In 1966, the Palestinian poet Mourid Barghouti, then twenty-two, left his country to return to university in Cairo. A year later came the Six Day War and Barghouti, like many Palestinians living abroad, was denied entry into his homeland. Thirty years later, he was finally allowed to visit Ramallah, the city he had grown up in. A rickety wooden bridge over a dried-up river connects the West Bank to Jordan. It is the very same bridge Barghouti had crossed, little knowing that he would not be able to return. I Saw Ramallah, his extraordinarily beautiful account of homecoming, begins at this crossing, filled with its ironies and heartaches. In half bemusement, half joy, Barghouti journeys through Ramallah, keenly aware that the city he had left barely resembles the present-day city scarred by the Occupation – and he discovers in this displacement that the events of 1967 have made him permanently homeless.

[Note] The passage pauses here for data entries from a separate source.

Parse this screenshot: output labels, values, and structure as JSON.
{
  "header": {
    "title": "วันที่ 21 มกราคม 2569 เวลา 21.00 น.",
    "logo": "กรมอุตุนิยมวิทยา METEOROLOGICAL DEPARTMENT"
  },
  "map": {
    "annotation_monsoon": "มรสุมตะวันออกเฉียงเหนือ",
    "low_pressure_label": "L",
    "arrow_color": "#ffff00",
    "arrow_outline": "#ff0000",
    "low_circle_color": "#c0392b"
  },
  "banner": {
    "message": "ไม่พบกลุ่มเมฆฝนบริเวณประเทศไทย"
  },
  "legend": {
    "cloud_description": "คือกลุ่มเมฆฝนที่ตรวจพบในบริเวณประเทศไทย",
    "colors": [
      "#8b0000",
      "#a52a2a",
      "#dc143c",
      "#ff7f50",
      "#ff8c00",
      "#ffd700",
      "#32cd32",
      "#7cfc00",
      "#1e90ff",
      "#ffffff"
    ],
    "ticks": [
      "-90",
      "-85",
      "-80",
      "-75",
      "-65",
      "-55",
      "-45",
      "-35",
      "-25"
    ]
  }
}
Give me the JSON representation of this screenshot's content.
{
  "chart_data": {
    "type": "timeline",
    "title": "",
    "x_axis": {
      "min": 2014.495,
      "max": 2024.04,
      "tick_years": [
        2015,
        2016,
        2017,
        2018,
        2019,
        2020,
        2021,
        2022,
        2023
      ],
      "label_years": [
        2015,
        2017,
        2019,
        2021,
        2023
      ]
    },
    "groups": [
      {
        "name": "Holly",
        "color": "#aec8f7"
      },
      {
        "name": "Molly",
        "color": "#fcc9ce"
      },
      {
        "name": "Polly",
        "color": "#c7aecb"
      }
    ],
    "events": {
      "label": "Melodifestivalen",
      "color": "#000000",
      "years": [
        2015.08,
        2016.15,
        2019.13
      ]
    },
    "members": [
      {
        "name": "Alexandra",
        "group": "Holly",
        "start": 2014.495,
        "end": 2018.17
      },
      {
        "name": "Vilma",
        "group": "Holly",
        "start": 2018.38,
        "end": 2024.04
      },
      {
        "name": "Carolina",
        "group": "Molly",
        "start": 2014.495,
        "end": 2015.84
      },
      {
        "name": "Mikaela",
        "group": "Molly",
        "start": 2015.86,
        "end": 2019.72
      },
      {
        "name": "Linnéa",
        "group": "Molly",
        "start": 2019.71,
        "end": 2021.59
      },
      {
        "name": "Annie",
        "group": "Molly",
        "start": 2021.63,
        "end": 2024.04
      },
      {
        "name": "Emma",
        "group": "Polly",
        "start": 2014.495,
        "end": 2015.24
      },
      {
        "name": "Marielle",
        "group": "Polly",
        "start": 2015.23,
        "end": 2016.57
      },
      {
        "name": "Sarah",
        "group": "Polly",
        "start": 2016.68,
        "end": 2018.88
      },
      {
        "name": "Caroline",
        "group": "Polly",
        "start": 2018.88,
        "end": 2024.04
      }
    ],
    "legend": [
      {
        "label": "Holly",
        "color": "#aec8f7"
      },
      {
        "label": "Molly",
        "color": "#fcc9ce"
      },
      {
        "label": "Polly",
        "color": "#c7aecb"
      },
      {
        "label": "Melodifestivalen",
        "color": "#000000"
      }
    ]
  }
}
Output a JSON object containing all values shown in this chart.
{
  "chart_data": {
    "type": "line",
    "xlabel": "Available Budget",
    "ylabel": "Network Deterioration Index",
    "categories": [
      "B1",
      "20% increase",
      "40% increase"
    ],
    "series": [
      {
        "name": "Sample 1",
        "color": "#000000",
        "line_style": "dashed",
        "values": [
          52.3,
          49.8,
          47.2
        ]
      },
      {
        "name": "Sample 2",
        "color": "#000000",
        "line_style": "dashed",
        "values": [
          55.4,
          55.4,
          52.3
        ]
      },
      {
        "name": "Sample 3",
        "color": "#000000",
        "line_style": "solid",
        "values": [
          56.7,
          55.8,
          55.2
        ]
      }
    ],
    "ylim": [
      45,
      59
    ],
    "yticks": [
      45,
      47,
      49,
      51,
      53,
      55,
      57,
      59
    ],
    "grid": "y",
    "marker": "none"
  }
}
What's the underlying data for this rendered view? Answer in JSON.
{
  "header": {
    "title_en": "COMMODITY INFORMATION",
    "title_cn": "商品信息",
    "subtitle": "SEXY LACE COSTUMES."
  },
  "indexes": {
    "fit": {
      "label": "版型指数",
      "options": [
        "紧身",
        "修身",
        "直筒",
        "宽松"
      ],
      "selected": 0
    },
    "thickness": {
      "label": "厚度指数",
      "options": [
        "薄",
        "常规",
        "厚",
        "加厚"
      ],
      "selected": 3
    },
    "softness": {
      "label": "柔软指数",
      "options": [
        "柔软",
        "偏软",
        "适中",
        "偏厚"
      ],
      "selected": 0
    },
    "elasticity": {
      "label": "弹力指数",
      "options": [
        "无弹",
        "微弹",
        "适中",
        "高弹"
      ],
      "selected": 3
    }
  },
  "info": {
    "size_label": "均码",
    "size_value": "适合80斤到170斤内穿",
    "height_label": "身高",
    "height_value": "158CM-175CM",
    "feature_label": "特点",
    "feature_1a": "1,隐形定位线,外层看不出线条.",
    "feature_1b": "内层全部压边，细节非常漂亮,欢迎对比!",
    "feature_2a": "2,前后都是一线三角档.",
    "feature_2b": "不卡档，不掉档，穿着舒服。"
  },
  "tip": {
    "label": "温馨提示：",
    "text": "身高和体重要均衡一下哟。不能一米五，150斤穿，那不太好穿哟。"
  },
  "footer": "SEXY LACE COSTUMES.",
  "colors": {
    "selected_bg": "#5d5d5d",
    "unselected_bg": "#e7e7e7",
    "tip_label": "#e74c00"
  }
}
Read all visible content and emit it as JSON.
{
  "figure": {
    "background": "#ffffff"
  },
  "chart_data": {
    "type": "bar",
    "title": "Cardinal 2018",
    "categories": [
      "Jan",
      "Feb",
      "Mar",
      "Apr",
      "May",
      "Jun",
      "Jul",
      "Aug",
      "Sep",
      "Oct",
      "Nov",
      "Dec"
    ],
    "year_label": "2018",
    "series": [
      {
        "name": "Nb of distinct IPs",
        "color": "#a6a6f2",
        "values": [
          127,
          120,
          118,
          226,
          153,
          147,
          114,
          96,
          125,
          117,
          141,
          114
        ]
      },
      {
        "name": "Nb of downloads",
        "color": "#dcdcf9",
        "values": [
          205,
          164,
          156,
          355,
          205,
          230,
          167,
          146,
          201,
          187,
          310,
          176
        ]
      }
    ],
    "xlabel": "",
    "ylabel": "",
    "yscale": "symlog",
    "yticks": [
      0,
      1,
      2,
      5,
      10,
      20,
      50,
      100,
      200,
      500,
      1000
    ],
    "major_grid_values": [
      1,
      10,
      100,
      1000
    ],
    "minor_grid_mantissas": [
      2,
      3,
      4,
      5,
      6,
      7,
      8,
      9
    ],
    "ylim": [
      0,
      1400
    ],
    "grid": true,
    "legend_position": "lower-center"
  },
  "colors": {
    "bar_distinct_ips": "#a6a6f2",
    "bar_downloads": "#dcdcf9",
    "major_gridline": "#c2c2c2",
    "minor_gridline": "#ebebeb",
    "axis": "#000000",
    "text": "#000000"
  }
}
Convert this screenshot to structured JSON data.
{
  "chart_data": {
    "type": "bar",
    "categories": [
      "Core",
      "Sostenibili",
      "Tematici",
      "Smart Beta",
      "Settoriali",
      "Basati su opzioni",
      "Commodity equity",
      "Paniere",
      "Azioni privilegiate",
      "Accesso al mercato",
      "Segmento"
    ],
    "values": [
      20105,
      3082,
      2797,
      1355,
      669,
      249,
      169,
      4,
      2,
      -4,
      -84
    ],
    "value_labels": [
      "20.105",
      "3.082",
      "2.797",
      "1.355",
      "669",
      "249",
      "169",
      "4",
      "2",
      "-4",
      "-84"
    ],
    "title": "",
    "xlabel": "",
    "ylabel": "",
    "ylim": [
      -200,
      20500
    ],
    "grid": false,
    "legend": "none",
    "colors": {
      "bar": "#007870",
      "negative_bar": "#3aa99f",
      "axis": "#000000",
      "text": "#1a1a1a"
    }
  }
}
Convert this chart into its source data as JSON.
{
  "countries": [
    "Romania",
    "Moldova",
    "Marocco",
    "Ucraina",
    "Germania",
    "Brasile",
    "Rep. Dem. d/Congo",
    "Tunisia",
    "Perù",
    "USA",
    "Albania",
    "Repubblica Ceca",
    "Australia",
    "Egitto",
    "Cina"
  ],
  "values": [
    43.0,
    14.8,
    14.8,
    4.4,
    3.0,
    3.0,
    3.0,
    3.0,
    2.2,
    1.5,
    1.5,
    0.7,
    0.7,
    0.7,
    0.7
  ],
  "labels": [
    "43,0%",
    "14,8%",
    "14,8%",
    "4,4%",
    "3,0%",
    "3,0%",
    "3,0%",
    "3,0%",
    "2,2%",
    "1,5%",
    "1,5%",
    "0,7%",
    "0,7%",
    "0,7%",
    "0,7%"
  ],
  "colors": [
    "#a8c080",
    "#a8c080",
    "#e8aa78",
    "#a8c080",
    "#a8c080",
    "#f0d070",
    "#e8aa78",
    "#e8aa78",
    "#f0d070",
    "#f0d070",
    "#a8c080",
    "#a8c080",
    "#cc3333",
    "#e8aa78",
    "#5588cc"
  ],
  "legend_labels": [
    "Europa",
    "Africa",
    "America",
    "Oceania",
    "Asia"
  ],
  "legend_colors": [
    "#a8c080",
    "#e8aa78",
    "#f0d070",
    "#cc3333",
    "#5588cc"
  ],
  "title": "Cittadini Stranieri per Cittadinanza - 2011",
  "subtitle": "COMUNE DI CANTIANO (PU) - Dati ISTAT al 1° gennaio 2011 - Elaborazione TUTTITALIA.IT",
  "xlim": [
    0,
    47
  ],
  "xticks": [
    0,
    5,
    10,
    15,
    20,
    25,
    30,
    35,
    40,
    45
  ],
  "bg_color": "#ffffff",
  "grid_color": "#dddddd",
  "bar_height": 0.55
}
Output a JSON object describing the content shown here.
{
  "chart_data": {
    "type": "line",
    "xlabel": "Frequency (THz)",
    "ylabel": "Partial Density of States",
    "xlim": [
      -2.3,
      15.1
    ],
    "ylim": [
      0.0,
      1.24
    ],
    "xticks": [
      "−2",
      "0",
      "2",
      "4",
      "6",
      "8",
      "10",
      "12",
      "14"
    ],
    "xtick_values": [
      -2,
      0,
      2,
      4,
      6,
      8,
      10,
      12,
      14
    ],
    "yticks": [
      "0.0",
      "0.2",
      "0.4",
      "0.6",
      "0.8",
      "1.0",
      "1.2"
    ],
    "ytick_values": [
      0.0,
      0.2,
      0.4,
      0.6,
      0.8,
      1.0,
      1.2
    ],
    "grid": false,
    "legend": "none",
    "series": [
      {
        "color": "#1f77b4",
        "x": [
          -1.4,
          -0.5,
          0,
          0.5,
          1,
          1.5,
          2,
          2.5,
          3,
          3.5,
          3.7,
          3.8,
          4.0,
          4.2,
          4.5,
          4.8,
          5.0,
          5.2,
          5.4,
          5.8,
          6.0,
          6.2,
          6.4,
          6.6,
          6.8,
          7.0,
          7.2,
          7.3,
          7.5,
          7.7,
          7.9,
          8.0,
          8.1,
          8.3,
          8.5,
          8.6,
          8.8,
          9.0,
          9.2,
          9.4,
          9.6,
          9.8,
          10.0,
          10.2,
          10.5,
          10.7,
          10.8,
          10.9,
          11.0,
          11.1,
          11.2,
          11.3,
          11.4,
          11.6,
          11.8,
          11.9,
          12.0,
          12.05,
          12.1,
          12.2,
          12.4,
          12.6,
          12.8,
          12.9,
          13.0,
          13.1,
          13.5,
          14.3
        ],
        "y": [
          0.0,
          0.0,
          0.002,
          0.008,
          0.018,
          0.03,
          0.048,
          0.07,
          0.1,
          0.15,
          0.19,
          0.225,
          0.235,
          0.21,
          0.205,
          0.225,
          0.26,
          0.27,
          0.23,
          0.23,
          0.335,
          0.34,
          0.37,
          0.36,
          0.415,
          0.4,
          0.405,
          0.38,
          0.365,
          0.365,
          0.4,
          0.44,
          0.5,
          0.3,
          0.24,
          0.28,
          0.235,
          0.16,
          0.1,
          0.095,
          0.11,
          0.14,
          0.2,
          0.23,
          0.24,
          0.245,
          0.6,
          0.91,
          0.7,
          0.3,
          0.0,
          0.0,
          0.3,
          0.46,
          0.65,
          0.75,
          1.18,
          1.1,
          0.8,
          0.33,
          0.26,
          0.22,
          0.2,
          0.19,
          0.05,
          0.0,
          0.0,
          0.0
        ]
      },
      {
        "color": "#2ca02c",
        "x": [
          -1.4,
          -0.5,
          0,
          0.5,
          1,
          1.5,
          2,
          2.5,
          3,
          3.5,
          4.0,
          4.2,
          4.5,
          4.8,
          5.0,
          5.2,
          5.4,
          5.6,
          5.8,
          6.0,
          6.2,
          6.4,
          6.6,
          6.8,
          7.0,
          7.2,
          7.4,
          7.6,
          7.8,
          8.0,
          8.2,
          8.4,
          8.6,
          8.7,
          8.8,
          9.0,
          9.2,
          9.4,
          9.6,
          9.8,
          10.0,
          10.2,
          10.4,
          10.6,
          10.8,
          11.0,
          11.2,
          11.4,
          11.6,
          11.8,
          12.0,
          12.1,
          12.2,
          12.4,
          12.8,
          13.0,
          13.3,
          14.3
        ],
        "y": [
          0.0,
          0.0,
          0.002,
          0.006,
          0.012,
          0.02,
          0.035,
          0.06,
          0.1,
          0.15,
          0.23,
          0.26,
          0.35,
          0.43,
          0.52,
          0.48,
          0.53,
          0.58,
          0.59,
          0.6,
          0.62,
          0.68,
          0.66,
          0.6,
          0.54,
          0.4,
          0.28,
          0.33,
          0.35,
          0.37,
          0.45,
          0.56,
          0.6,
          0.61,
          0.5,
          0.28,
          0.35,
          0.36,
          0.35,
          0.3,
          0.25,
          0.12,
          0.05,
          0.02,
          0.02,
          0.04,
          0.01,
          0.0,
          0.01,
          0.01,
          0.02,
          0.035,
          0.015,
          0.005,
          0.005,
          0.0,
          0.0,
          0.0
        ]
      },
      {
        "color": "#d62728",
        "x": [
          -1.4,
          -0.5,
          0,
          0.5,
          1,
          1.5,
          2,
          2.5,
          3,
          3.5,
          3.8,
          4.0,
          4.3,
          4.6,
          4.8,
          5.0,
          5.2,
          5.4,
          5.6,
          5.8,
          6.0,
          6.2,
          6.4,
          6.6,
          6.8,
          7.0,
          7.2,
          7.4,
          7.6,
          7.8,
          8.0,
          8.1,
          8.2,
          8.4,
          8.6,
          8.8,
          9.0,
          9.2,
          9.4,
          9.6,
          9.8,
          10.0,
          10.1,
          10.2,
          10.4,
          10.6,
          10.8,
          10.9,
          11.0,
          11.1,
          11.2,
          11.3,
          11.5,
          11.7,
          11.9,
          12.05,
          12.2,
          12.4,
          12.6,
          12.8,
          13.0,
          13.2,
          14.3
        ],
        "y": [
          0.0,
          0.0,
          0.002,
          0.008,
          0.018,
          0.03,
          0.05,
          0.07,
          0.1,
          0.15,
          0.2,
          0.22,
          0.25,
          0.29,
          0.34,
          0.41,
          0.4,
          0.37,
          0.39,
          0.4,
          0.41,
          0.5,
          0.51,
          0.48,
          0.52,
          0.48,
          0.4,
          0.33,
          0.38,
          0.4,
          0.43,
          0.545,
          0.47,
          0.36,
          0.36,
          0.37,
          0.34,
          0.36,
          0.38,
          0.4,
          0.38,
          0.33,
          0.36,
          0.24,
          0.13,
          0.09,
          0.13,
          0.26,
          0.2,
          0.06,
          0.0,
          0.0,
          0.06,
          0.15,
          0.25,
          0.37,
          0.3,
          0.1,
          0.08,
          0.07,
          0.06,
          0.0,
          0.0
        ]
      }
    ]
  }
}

Canadian author Marcello Di Cintio begins his new book, Pay No Heed to the Rockets: Palestine in the Present Tense, by following Barghouti’s footsteps across that same bridge. From Ramallah, Di Cintio travels across Palestine to hear the stories of writers, poets, librarians, booksellers and readers. His book offers a window into the literary heritage of Palestine that transcends the narrow language of conflict. Di Cintio’s previous book, Walls: Travels Along the Barricades, explored what it means to live in the shadows of walls, fences and other fortified borders. Walls won the Shaughnessy Cohen Prize for Political Writing and the Wilfred Eggleston Prize for Non-Fiction.